This might be a stupid question, but why isn't zeroing 8KB of memory a single in...

astrange · on June 15, 2024

If the memory is above the size of a page, you can tell the VM to drop the page and give you a new zero filled one instead.

josephg · on June 15, 2024

For 8kb? Syscalling in to the kernel, updating the processes’s memory map and then later faulting is probably slower by an order of magnitude or more compared to just setting those bytes to zero.

Memcpy, bzero and friends are insanely fast. Practically free when those bytes are in the cpu’s cache already.

astrange · on June 15, 2024

So don't syscall. Darwin has a system similar to io_uring for this.

(But it also has a 16KB page size.)

josephg · on June 16, 2024

Probably still cause a page fault when the memory is re-accessed though. I suspect even using io_uring will still be a lot slower than bzero if you're just zeroing out 2 pages of memory. Zeroing memory is really fast.

pcwalton · on June 15, 2024

128-bit or 256-bit memsets via SIMD instructions are sufficient to saturate RAM bandwidth, so there wouldn't be much of a gain from having a dedicated instruction.

(By the way, x86 does have a dedicated instruction--rep stosb--but compilers differ as to how often they use it, for the reason cited above.)

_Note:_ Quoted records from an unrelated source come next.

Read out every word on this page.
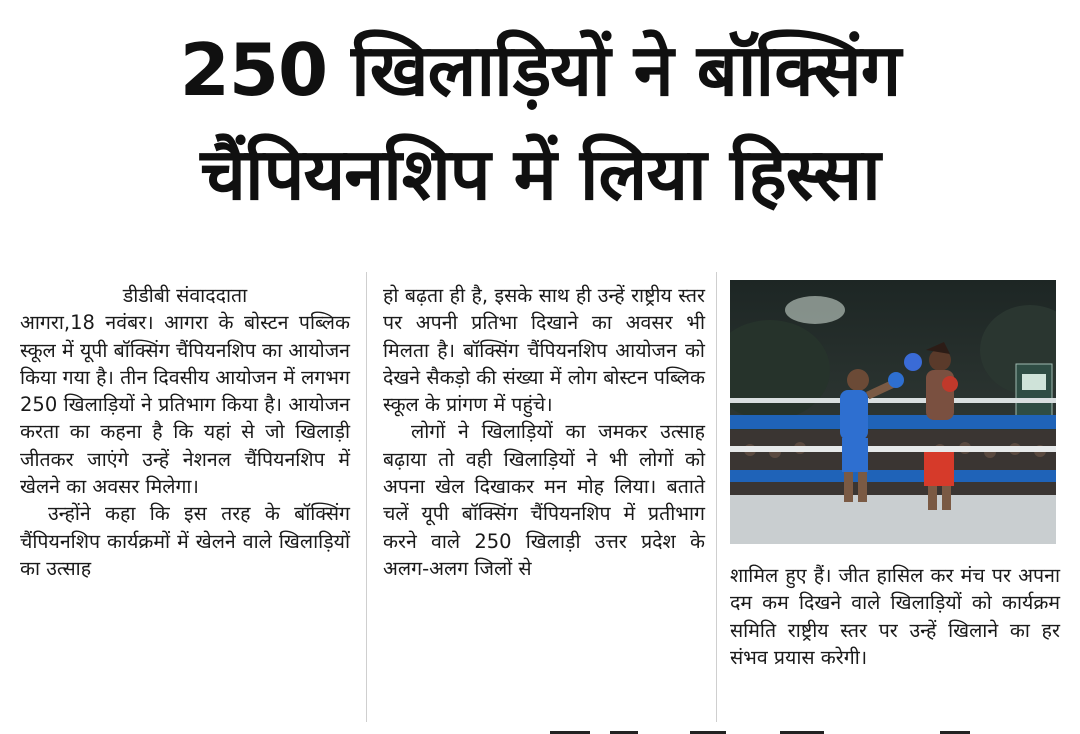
250 खिलाड़ियों ने बॉक्सिंग
चैंपियनशिप में लिया हिस्सा

डीडीबी संवाददाता

आगरा,18 नवंबर। आगरा के बोस्टन पब्लिक स्कूल में यूपी बॉक्सिंग चैंपियनशिप का आयोजन किया गया है। तीन दिवसीय आयोजन में लगभग 250 खिलाड़ियों ने प्रतिभाग किया है। आयोजन करता का कहना है कि यहां से जो खिलाड़ी जीतकर जाएंगे उन्हें नेशनल चैंपियनशिप में खेलने का अवसर मिलेगा।

उन्होंने कहा कि इस तरह के बॉक्सिंग चैंपियनशिप कार्यक्रमों में खेलने वाले खिलाड़ियों का उत्साह

हो बढ़ता ही है, इसके साथ ही उन्हें राष्ट्रीय स्तर पर अपनी प्रतिभा दिखाने का अवसर भी मिलता है। बॉक्सिंग चैंपियनशिप आयोजन को देखने सैकड़ो की संख्या में लोग बोस्टन पब्लिक स्कूल के प्रांगण में पहुंचे।

लोगों ने खिलाड़ियों का जमकर उत्साह बढ़ाया तो वही खिलाड़ियों ने भी लोगों को अपना खेल दिखाकर मन मोह लिया। बताते चलें यूपी बॉक्सिंग चैंपियनशिप में प्रतीभाग करने वाले 250 खिलाड़ी उत्तर प्रदेश के अलग-अलग जिलों से	शामिल हुए हैं। जीत हासिल कर मंच पर अपना दम कम दिखने वाले खिलाड़ियों को कार्यक्रम समिति राष्ट्रीय स्तर पर उन्हें खिलाने का हर संभव प्रयास करेगी।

anonymoushn · on June 16, 2024

Supposedly rep movsb is faster than SIMD stores on very recent chips, for cases where you aren't actually hitting RAM with all your writes.

tubs · on June 16, 2024

The gain is in power efficiency.

Arm64 provides `dc zva` for this.

saagarjha · on June 15, 2024

Zeroing something that large is not typical. That said, some architectures have optimized zeroing instructions, such as dc zva on ARM.